色鮮やかな紫の皮は噛むとキュッとして弾け、内に秘めた茄子の甘みを塩気とともに口と脳に広げてくれて心を満たす。ほどよく締まった果肉の食感は、茄子、食べています!と実感させてくれる。
夫は茄子の漬物が好きではない。
皮がかたい、噛み切りにくい、茄子は全体的に柔らかくしたのが食べたい。とろっとろのやつ。これは食べ物全般にこんな感じなので、私とは食感に対する好みが真逆なのだろうということで私の中で決着がついている。
漬物は1人で食べれば良い。
しかし、夕飯の献立として入れる時には色々作ってみたいのが主婦の性。グラタンにしてみたり、炒め物にしてみたり、煮てみたり、出来るだけ色々な形で食卓に上げようと努力した。
した。
微妙に過去形である。
茄子料理をテーブルに出す。味の話などする。必ず、美味しいよとは言ってくれる。しかし、気付いたのだ。
『今度は天ぷらにしてね』
100%という数字では物足りないくらい、毎回、必ず、絶対、言う。天ぷらが美味しいのはわかる。さっくりした衣に包まれたとろりとした茄子を塩でも出汁つゆでもつけて食べればそれはもうたまらなく美味しい。夫は茄子の天ぷらが大好きなのだ、それはわかる。

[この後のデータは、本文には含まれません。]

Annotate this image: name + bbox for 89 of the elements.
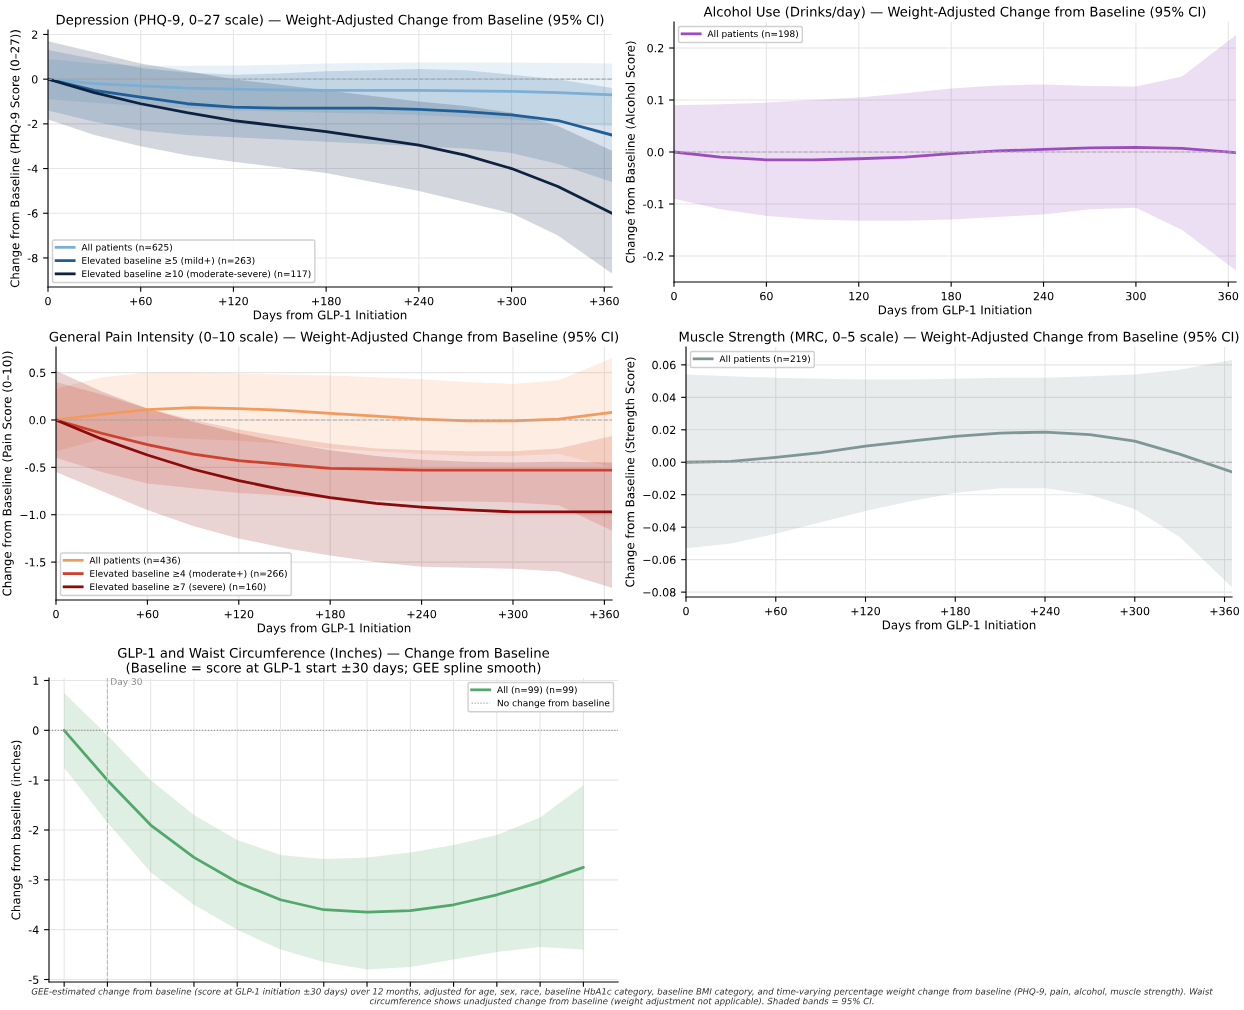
y-tick-label: 0 [32, 726, 39, 735]
chart-subtitle: (Baseline = score at GLP-1 start ±30 days; GEE spline smooth) [126, 662, 541, 676]
x-tick-label: +180 [316, 609, 345, 619]
y-tick-label: 0.0 [29, 415, 46, 425]
chart-title: GLP-1 and Waist Circumference (Inches) — Change from Baseline [117, 647, 550, 661]
legend-label: Elevated baseline ≥7 (severe) (n=160) [90, 583, 266, 592]
legend-label: All patients (n=198) [707, 30, 798, 39]
legend-label: No change from baseline [497, 699, 610, 709]
x-tick-label: +360 [1210, 606, 1240, 616]
line-series [62, 728, 585, 914]
y-tick-label: 0.06 [652, 360, 676, 370]
x-tick-label: +120 [851, 606, 881, 616]
y-axis-title: Change from baseline (inches) [11, 740, 23, 920]
y-tick-label: -2 [28, 825, 39, 835]
y-axis-title: Change from Baseline (Alcohol Score) [625, 41, 638, 263]
y-tick-label: -1 [28, 776, 39, 785]
y-tick-label: -3 [28, 875, 39, 885]
x-tick-label: +60 [765, 606, 787, 616]
y-tick-label: −0.08 [643, 588, 676, 597]
y-tick-label: -0.5 [25, 463, 46, 472]
y-tick-label: 0.00 [652, 458, 676, 467]
y-axis-title: Change from Baseline (PHQ-9 Score (0–27)) [10, 30, 22, 288]
y-tick-label: 0.5 [29, 368, 46, 377]
line-series [48, 77, 612, 215]
annotation: Day 30 [111, 678, 142, 687]
x-tick-label: +240 [1030, 606, 1060, 616]
x-tick-label: 180 [941, 291, 962, 301]
y-tick-label: 0.04 [652, 393, 676, 402]
x-tick-label: 0 [683, 606, 689, 616]
y-tick-label: -6 [27, 209, 38, 218]
y-tick-label: 0.1 [647, 95, 664, 105]
x-tick-label: 60 [760, 291, 773, 301]
x-tick-label: +300 [1120, 606, 1150, 616]
y-tick-label: -8 [27, 253, 38, 263]
legend-label: All patients (n=625) [81, 243, 172, 253]
x-tick-label: +180 [941, 606, 970, 616]
y-tick-label: 0.02 [652, 425, 676, 435]
legend-label: All patients (n=219) [719, 355, 810, 364]
legend-label: Elevated baseline ≥10 (moderate-severe) (n=117) [82, 270, 311, 279]
x-tick-label: +60 [130, 296, 152, 306]
y-tick-label: 1 [33, 676, 39, 685]
x-tick-label: +300 [497, 296, 527, 306]
text: GEE-estimated change from baseline (score at GLP-1 initiation ±30 days) over 12 months, adjusted for age, sex, race, baseline HbA1c category, baseline BMI category, and time-varying percentage weight change from baseline (PHQ-9, pain, alcohol, muscle strength). Waist circumference shows unadjusted change from baseline (weight adjustment not applicable). Shaded bands = 95% CI. [31, 987, 1213, 1006]
x-axis-title: Days from GLP-1 Initiation [257, 623, 411, 635]
x-tick-label: 360 [1218, 291, 1239, 301]
y-tick-label: -1.5 [25, 558, 46, 567]
x-tick-label: +120 [219, 296, 248, 306]
y-tick-label: -4 [28, 925, 39, 934]
y-tick-label: 0.0 [647, 147, 664, 157]
y-axis-title: Change from Baseline (Strength Score) [625, 357, 637, 587]
y-tick-label: 2 [32, 30, 38, 39]
legend-label: Elevated baseline ≥4 (moderate+) (n=266) [90, 569, 287, 578]
x-tick-label: +300 [498, 609, 528, 619]
y-tick-label: −0.06 [643, 555, 676, 565]
chart-title: Alcohol Use (Drinks/day) — Weight-Adjusted Change from Baseline (95% CI) [703, 6, 1206, 20]
y-tick-label: -0.2 [643, 251, 664, 261]
x-tick-label: 0 [53, 609, 59, 619]
legend-label: Elevated baseline ≥5 (mild+) (n=263) [82, 256, 255, 265]
chart-title: Depression (PHQ-9, 0–27 scale) — Weight-Adjusted Change from Baseline (95% CI) [56, 14, 604, 28]
y-tick-label: -2 [27, 119, 38, 129]
line-series [674, 145, 1236, 162]
y-tick-label: -5 [28, 975, 39, 984]
legend-label: All patients (n=436) [89, 556, 180, 566]
x-axis-title: Days from GLP-1 Initiation [878, 305, 1032, 317]
x-axis-title: Days from GLP-1 Initiation [253, 310, 407, 322]
line-series [56, 418, 612, 514]
y-tick-label: 0 [31, 75, 38, 84]
x-tick-label: +180 [312, 296, 341, 306]
x-tick-label: +60 [136, 609, 159, 619]
line-series [686, 430, 1232, 474]
x-tick-label: 120 [849, 291, 869, 301]
y-tick-label: −0.04 [643, 523, 676, 532]
y-tick-label: −0.02 [643, 490, 676, 500]
x-tick-label: +360 [590, 296, 619, 306]
x-tick-label: 300 [1126, 291, 1146, 301]
y-tick-label: 0.2 [647, 43, 664, 53]
y-tick-label: -0.1 [643, 199, 664, 209]
chart-title: Muscle Strength (MRC, 0–5 scale) — Weight-Adjusted Change from Baseline (95% CI) [679, 331, 1239, 345]
y-axis-title: Change from Baseline (Pain Score (0–10)) [2, 351, 14, 596]
x-tick-label: +240 [404, 296, 434, 306]
y-tick-label: -4 [27, 164, 38, 173]
x-axis-title: Days from GLP-1 Initiation [882, 620, 1036, 632]
x-tick-label: 240 [1033, 291, 1054, 301]
x-tick-label: +360 [590, 609, 619, 619]
chart-title: General Pain Intensity (0–10 scale) — Weight-Adjusted Change from Baseline (95% CI) [49, 331, 619, 345]
y-tick-label: −1.0 [20, 510, 46, 520]
legend-label: All (n=99) (n=99) [497, 686, 577, 695]
x-tick-label: +240 [407, 609, 437, 619]
x-tick-label: +120 [224, 609, 254, 619]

しかし、茄子料理を出す度に天ぷらにしてくれと言われ続けた結果、そうでないとしても出したものには満足されていないような気持ちが積み重なるし、野菜売り場で茄子に手を伸ばしながら『まず天ぷらに…まず天ぷらに…』呪文のように心で呟いてしまうようになっていた。そのままいつのまにか茄子を買うのが億劫になっていた。
私は献立を決めずに買い物に行く。セール価格の物を手に取り『これで何を作ろうかな』と考えながらカゴに入れる。その楽しみが、茄子の場合半分くらい奪われているのか、ある日そう気付いたけれど、同時にいや待てよ、あたしゃおバカだなと笑いながら5本入りの茄子をカゴに入れた。
作れば喜んで食べるのがわかっているのだから、ありがたいことではないか。茄子の袋の半分は天ぷら、半分は私の作りたいものを作れば良いではないか。縦の茄子はあなた、横の茄子はわたし、長茄子切って、好きに作って、美味しいねって笑ってる嫁でいいじゃない。
買った茄子の袋の、先に作る半分を私の自由にした時は、次は天ぷらにするからね!と予告しながら先手を打つ。決してあなたの好みを蔑ろにはしない、けれど、私のことも尊重してね。そんな気持ちが予告の言葉で圧力をかけているかもしれないけれど、なんとなく食卓が柔らかく纏まってきたかな、そんな気持ちで私はまた茄子を買う。今年もうまい秋茄子を食おう。